Он кивнул и вышел с той же отрешенной торопливостью. Панарин оглянулся. Марина о чем-то оживленно расспрашивала Кедрина, Кедрин отвечал коротко, осторожно взвешивая каждое слово. В непроницаемой черноте искрились звезды, похожие на золотые шарики репейника – проектор никто не выключил – и Ойкумену окружала ажурная синяя сфера, Сфера Доступности. Тюремная решетка. Панарин подошел и нажал клавишу. Стереоэкран погас.

– Тим, иди-ка сюда, – позвал Кедрин. (Панарин не спеша подошел.) Ну что же, как бы там ни было, а полигоны пока продолжают существовать, и наша работа тоже. Так что иди осваивай свой кабинет. С репортером Глобовидения вы, я вижу, уже знакомы. Тем лучше.
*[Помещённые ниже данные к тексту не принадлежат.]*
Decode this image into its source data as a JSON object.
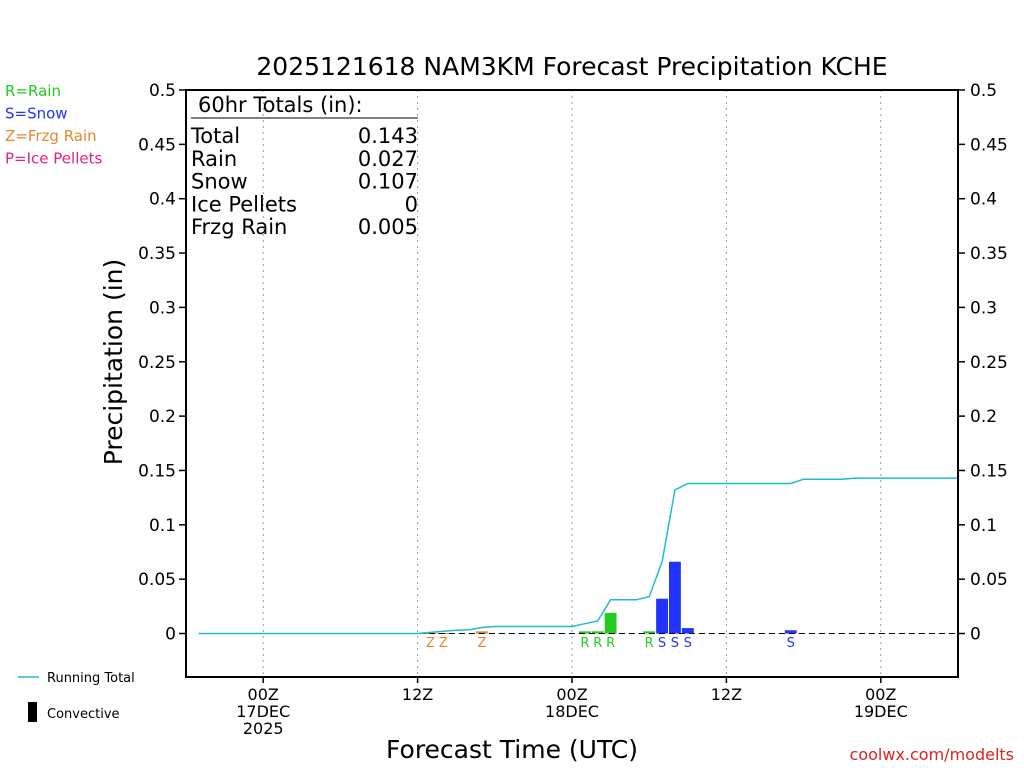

– Зачем я прилетела, он уже знает, – Марина улыбнулась немыслимо обаятельно, но тут же Панарин увидел мелькнувшее в ее глазах изумление – Кедрин хмуро смотрел сквозь нее, как сквозь оконное стекло. Впрочем, она тут же овладела собой.

– Тим, окажешь всяческое содействие. Разрешение на право участия в испытательном полете у Марины Степановны есть. Подбери подходящий рейс.

– Только не «потемкинский», учтите, – сказала Марина. – Я женщина информированная.

– Слухи значительно преувеличены, – сказал Кедрин. – Это было всего один раз.

История была анекдотическая. На Мустанге, одной из девяти баз Проекта, помещался еще и центр подготовки испытателей, обладавший великолепным тренажером-имитатором. Три года назад молодой корреспондент Глобовидения, решивший сделать репортаж о Проекте, прибыл на Мустанг с выправленным по всей форме разрешением на право участия в полете. На Мустанге ничего не имели против Глобовидения, но времена как раз выдались чрезвычайно напряженные, эксперименты шли особо рискованные, а репортер оказался особенно настырным, не хотел на другой полигон, не хотел ждать, доказывал, что риск необходим и в его профессии, шумно напоминал о роли и значении средств массовой информации в современном обществе, и отвязаться от него не было никакой возможности, а рисковать жизнью юнца никому не хотелось. В конце концов его, ни о чем таком не предупредив, отправили с очередным экипажем стажеров в «полет» на имитаторе. Имитатор никаких подозрений постороннему не внушал – снаружи он ничем не отличался от обыкновенного звездолета, смирно стоящего себе на летном поле. Стажеры, понятно, все знали, но сохранили полнейшую серьезность – которая, кстати, от них и требовалась согласно уставу. Семичасовой «полет» был сложным, едва не закончился гравифлаттером. Репортер отбыл, вполне довольный отснятым материалом. По причудливой иронии судьбы командор, руководивший центром подготовки, носил фамилию Потемкин.